Vancouver: luz de agosto en la bahía. (Fotografía de Jules Etienne).

martes, 28 de abril de 2020

Epidemias: EL PERIQUILLO SARNIENTO, de José Joaquin Fernández de Lizardi

"... por obra de Dios iba yo en mi mula, no en la mía sino en la del doctor Purgante..."

Capítulo IV:

En el que nuestro Perico cuenta cómo concluyó el cura su sermón; la mala mano que tuvo en una peste y el endiablado modo con que salió del pueblo, tratándose en dicho capítulo por vía de intermedio algunas materias curiosas.

(Fragmento)

Así pasé otros pocos meses más (que por todos serían quince o diez y seis los que estuve en Tula) hasta que acaeció en aquel pueblo por mal de mis pecados una peste del diablo que jamás supe comprender, porque les acometía a los enfermos una fiebre repentina, acompañada de basca y delirio, y en cuatro o cinco días tronaban.

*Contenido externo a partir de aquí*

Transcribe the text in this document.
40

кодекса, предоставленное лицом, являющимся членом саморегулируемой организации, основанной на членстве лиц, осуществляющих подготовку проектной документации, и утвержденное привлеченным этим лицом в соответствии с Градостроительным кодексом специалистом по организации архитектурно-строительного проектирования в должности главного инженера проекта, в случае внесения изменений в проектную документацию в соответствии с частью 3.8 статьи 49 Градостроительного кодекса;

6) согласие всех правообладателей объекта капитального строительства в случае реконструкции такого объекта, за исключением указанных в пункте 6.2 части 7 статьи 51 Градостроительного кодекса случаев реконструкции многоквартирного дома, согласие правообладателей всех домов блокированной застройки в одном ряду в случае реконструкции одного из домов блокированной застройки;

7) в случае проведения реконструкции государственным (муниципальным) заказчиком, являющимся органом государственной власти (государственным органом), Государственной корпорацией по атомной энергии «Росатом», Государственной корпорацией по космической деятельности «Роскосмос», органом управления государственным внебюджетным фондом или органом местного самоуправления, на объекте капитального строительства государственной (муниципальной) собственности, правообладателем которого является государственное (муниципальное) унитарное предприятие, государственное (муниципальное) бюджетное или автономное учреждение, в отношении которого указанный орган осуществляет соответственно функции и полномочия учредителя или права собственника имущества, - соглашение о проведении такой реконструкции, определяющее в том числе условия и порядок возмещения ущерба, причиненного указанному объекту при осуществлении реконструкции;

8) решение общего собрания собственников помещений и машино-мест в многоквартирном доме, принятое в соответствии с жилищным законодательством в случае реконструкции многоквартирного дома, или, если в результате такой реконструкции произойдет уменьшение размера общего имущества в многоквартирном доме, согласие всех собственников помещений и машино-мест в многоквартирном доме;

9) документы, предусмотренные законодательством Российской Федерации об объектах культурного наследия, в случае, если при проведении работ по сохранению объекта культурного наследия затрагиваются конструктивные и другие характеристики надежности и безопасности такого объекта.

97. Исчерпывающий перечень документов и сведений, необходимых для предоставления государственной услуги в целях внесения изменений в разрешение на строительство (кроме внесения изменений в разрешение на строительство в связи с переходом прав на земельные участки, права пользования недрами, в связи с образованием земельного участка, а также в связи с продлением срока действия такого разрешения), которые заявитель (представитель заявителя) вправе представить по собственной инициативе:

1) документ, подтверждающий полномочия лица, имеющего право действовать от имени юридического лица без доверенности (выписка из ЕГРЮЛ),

Yo leía el Tissot, a madama Fouquet, Gregorio López, al Buchan, el Vanegas y cuantos compendistas tenía a la mano; pero nada me valía, los enfermos morían a millaradas.

Por fin, y para colmo de mis desgracias, según el sistema del doctor Purgante di en hacer evacuar a los enfermos el humor pecante, y para esto me valí de los purgantes más feroces, y viendo que con ellos sólo morían los pobres extenuados, quise matarlos con cólicos que llaman misereres, o de una vez envenenados.

Para esto les daba más que regulares dosis de tártaro emético, hasta en cantidad de doce granos, con lo que expiraban los enfermos con terribles ansias.

Por mis pecados, me tocó hacer esta suerte con la señora gobernadora de los indios. Le di el tártaro, expiró, y a otro día que iba yo a ver cómo se sentía, hallé la casa inundada de indios, indias e inditos, que todos lloraban a la par.

Fui entrando tan tonto como sinvergüenza. Es de advertir que por obra de Dios iba en mi mula, pues, no en la mía sino en la del doctor Purgante; pero ello es que, apenas me vieron los dolientes, cuando, comenzando por un murmullo de voces, se levantó contra mí tan furioso torbellino de gritos, llamándome ladrón y matador, que ya no me la podía acabar; y más cuando el pueblo todo, que allí estaba junto, rompiendo los diques de la moderación y dejándose de lágrimas y vituperios, comenzó a levantar piedras y a disparármelas infinitamente y con gran tino y vocería, diciéndome en su lengua: maldito seas, médico del diablo, que llevas trazas de acabar con todo el pueblo.

José Joaquín Fernández de Lizardi (México, 1776-1827).